Marx-Engels Correspondence 1851
Source: Marx Engels On Literature and Art, Progress Publishers, 1976;
Transcribed: by Andy Blunden.
Enclosed is a letter from Ebner.
Today I also received another letter from Weydemeyer. Among other things he writes:
“A few days ago a delegate arrived from the London Agitation Union to oppose the Kinkel loans. These people probably imagine that here in America, everybody is split into pro-Kinkel and anti-Kinkel factions, because a handful of fugitives have made much ado about nothing. The Kossuth sensation long ago made Kinkel a forgotten man and the few thousand dollars which he collects are not in fact worth all the fuss.
“I can in any case look after the sale of the Revue for you here. A few more of Freiligrath’s new poems could also be accommodated here.”
After W[eydemeyer] has given us another push he writes:
“But first and foremost a Freiligrath poem: that is the greatest attraction.”

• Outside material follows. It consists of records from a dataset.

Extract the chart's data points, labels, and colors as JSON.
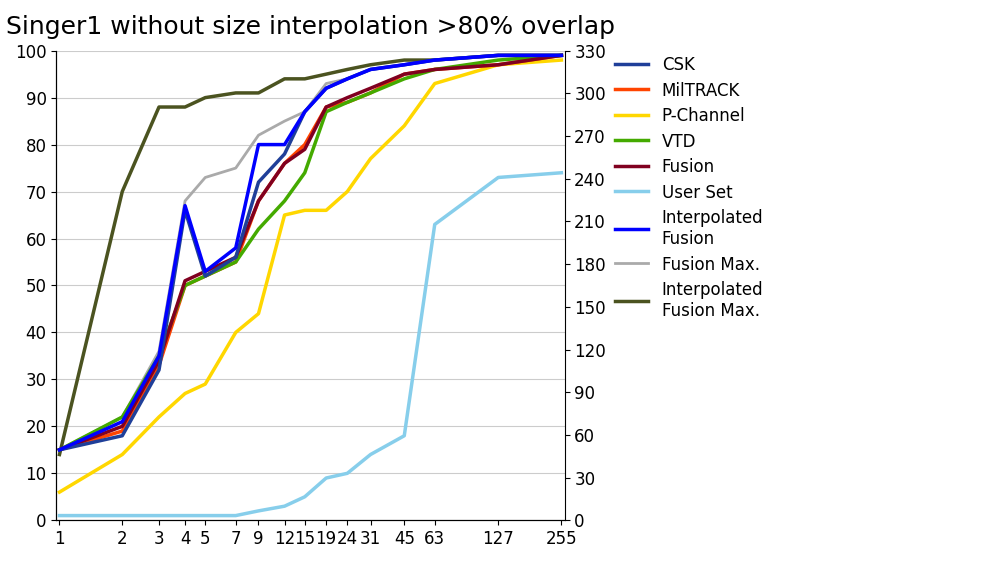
{
  "title": "Singer1 without size interpolation >80% overlap",
  "x_values": [
    1,
    2,
    3,
    4,
    5,
    7,
    9,
    12,
    15,
    19,
    24,
    31,
    45,
    63,
    127,
    255
  ],
  "series": {
    "CSK": {
      "color": "#1F3F99",
      "linewidth": 2.5,
      "zorder": 5,
      "values": [
        15,
        18,
        32,
        66,
        52,
        56,
        72,
        78,
        87,
        92,
        94,
        96,
        97,
        98,
        99,
        99
      ]
    },
    "MilTRACK": {
      "color": "#FF4400",
      "linewidth": 2.5,
      "zorder": 4,
      "values": [
        15,
        19,
        33,
        50,
        52,
        55,
        68,
        76,
        80,
        88,
        89,
        91,
        95,
        96,
        97,
        99
      ]
    },
    "P-Channel": {
      "color": "#FFD700",
      "linewidth": 2.5,
      "zorder": 3,
      "values": [
        6,
        14,
        22,
        27,
        29,
        40,
        44,
        65,
        66,
        66,
        70,
        77,
        84,
        93,
        97,
        98
      ]
    },
    "VTD": {
      "color": "#44AA00",
      "linewidth": 2.5,
      "zorder": 4,
      "values": [
        15,
        22,
        35,
        50,
        52,
        55,
        62,
        68,
        74,
        87,
        89,
        91,
        94,
        96,
        98,
        99
      ]
    },
    "Fusion": {
      "color": "#800020",
      "linewidth": 2.5,
      "zorder": 4,
      "values": [
        15,
        20,
        34,
        51,
        53,
        56,
        68,
        76,
        79,
        88,
        90,
        92,
        95,
        96,
        97,
        99
      ]
    },
    "User Set": {
      "color": "#87CEEB",
      "linewidth": 2.5,
      "zorder": 3,
      "values": [
        1,
        1,
        1,
        1,
        1,
        1,
        2,
        3,
        5,
        9,
        10,
        14,
        18,
        63,
        73,
        74
      ]
    },
    "Interpolated\nFusion": {
      "color": "#0000FF",
      "linewidth": 2.5,
      "zorder": 5,
      "values": [
        15,
        21,
        35,
        67,
        53,
        58,
        80,
        80,
        87,
        92,
        94,
        96,
        97,
        98,
        99,
        99
      ]
    },
    "Fusion Max.": {
      "color": "#AAAAAA",
      "linewidth": 2.0,
      "zorder": 3,
      "values": [
        15,
        22,
        36,
        68,
        73,
        75,
        82,
        85,
        87,
        93,
        94,
        96,
        97,
        98,
        99,
        99
      ]
    },
    "Interpolated\nFusion Max.": {
      "color": "#4B5320",
      "linewidth": 2.5,
      "zorder": 4,
      "values": [
        14,
        70,
        88,
        88,
        90,
        91,
        91,
        94,
        94,
        95,
        96,
        97,
        98,
        98,
        99,
        99
      ]
    }
  },
  "ylim_left": [
    0,
    100
  ],
  "ylim_right": [
    0,
    330
  ],
  "yticks_left": [
    0,
    10,
    20,
    30,
    40,
    50,
    60,
    70,
    80,
    90,
    100
  ],
  "yticks_right": [
    0,
    30,
    60,
    90,
    120,
    150,
    180,
    210,
    240,
    270,
    300,
    330
  ],
  "grid_color": "#CCCCCC",
  "background_color": "#FFFFFF",
  "title_fontsize": 18,
  "legend_labels": [
    "CSK",
    "MilTRACK",
    "P-Channel",
    "VTD",
    "Fusion",
    "User Set",
    "Interpolated\nFusion",
    "Fusion Max.",
    "Interpolated\nFusion Max."
  ]
}
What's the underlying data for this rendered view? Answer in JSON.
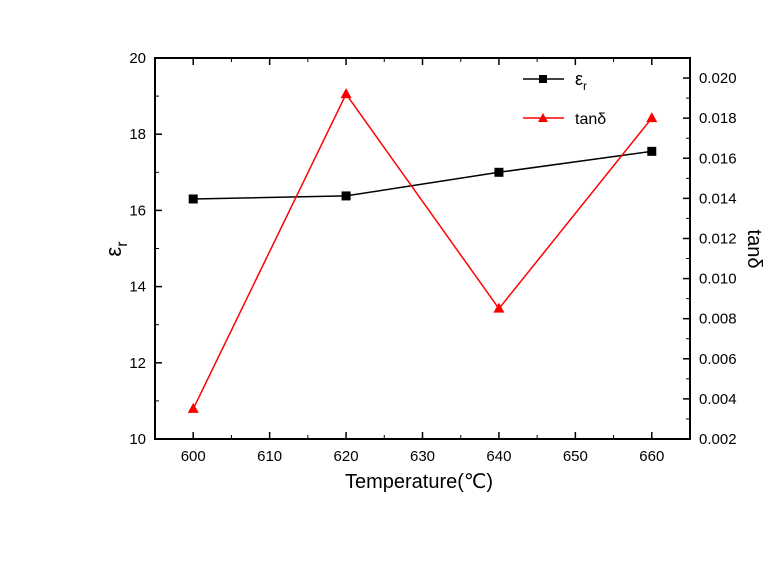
{
  "chart_data": {
    "type": "line",
    "x": [
      600,
      620,
      640,
      660
    ],
    "xlabel": "Temperature(℃)",
    "xlim": [
      595,
      665
    ],
    "xticks": [
      "600",
      "610",
      "620",
      "630",
      "640",
      "650",
      "660"
    ],
    "y_left": {
      "label_main": "ε",
      "label_sub": "r",
      "lim": [
        10,
        20
      ],
      "ticks": [
        "10",
        "12",
        "14",
        "16",
        "18",
        "20"
      ]
    },
    "y_right": {
      "label": "tanδ",
      "lim": [
        0.002,
        0.021
      ],
      "ticks": [
        "0.002",
        "0.004",
        "0.006",
        "0.008",
        "0.010",
        "0.012",
        "0.014",
        "0.016",
        "0.018",
        "0.020"
      ]
    },
    "series": [
      {
        "name": "ε",
        "name_sub": "r",
        "axis": "left",
        "color": "#000000",
        "marker": "square",
        "values": [
          16.3,
          16.38,
          17.0,
          17.55
        ]
      },
      {
        "name": "tanδ",
        "axis": "right",
        "color": "#ff0000",
        "marker": "triangle",
        "values": [
          0.0035,
          0.0192,
          0.0085,
          0.018
        ]
      }
    ]
  }
}
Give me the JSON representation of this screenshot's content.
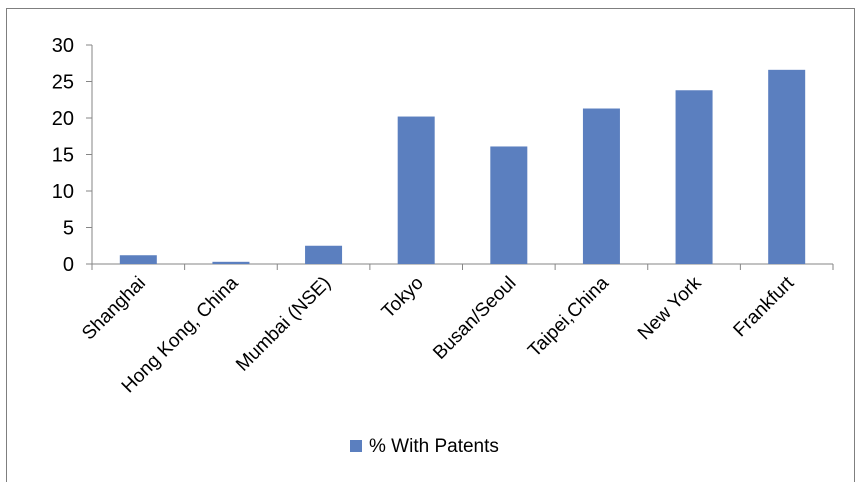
{
  "chart_data": {
    "type": "bar",
    "categories": [
      "Shanghai",
      "Hong Kong, China",
      "Mumbai (NSE)",
      "Tokyo",
      "Busan/Seoul",
      "Taipei,China",
      "New York",
      "Frankfurt"
    ],
    "series": [
      {
        "name": "% With Patents",
        "values": [
          1.2,
          0.3,
          2.5,
          20.2,
          16.1,
          21.3,
          23.8,
          26.6
        ],
        "color": "#5b7fbf"
      }
    ],
    "ylim": [
      0,
      30
    ],
    "yticks": [
      0,
      5,
      10,
      15,
      20,
      25,
      30
    ],
    "title": "",
    "xlabel": "",
    "ylabel": "",
    "grid": false,
    "legend_position": "bottom"
  }
}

Take this to heart and concoct a New Year song to the New World. Under the present circumstances I believe it is really easier to write in verse than in prose, be it heavy or light-hearted. Incidentally, if you ever attempt to turn the humour that is peculiar to your African majesty in private life into artistic form, I am certain you would play a role in this genre too, for, as your wife has rightly noted, you are a sly one underneath.